Methods: We studied 18 DH patients diagnosed on the basis of characteristic immunoglobulin (Ig)A granular deposits in the dermal papillae of noninvolved skin. Results were compared with those of classic celiac patients, patients with linear IgA dermatosis, and healthy controls.
Results: According to Marsh's classification, 5 patients had no evidence of enteropathy (type 0), 4 patients had type II, 2 patients had type IIIb damage, and 7 patients had a more severe lesion (type IIIc). Intestinal permeability (lactulose/mannitol ratio [lac/man]) was abnormal in all patients with DH. Patients with more severe enteropathy had significantly greater permeability ( P < .05). The serum zonulin concentration (enzyme-linked immunosorbent assay) for patients with DH was 2.1 +/- .3 ng/mg with 14 of 16 (87.5%) patients having abnormally increased values. In contrast, patients with linear IgA dermatosis had normal histology, normal intestinal permeability, and negative celiac serology.

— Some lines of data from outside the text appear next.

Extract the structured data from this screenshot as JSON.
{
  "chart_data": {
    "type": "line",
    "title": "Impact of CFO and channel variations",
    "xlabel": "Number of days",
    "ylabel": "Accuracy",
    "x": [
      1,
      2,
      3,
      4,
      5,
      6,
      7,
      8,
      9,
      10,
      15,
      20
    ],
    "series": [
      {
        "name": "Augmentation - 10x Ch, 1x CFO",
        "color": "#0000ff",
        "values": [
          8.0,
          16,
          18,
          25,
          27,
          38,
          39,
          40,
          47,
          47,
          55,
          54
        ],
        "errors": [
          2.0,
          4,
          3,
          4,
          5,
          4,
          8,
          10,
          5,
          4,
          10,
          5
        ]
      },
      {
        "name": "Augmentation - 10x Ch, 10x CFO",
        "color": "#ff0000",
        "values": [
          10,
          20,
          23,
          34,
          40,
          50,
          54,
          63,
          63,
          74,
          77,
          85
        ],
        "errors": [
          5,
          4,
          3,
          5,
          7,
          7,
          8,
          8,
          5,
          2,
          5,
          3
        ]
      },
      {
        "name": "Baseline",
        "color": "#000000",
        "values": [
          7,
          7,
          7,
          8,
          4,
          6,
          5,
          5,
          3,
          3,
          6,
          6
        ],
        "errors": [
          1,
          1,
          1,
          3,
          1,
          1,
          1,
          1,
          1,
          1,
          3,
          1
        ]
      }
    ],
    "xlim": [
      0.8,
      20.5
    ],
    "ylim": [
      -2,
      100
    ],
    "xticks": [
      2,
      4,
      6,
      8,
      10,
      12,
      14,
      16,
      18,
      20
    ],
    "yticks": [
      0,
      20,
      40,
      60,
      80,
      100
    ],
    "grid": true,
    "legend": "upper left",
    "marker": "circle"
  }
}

Conclusions: Increased intestinal permeability and zonulin up-regulation are common and concomitant findings among patients with DH, likely involved in pathogenesis. Increased permeability can be observed even in patients with no evidence of histologic damage in biopsy specimens. Patients with linear IgA dermatosis appear to be a distinct population with no evidence of gluten sensitivity.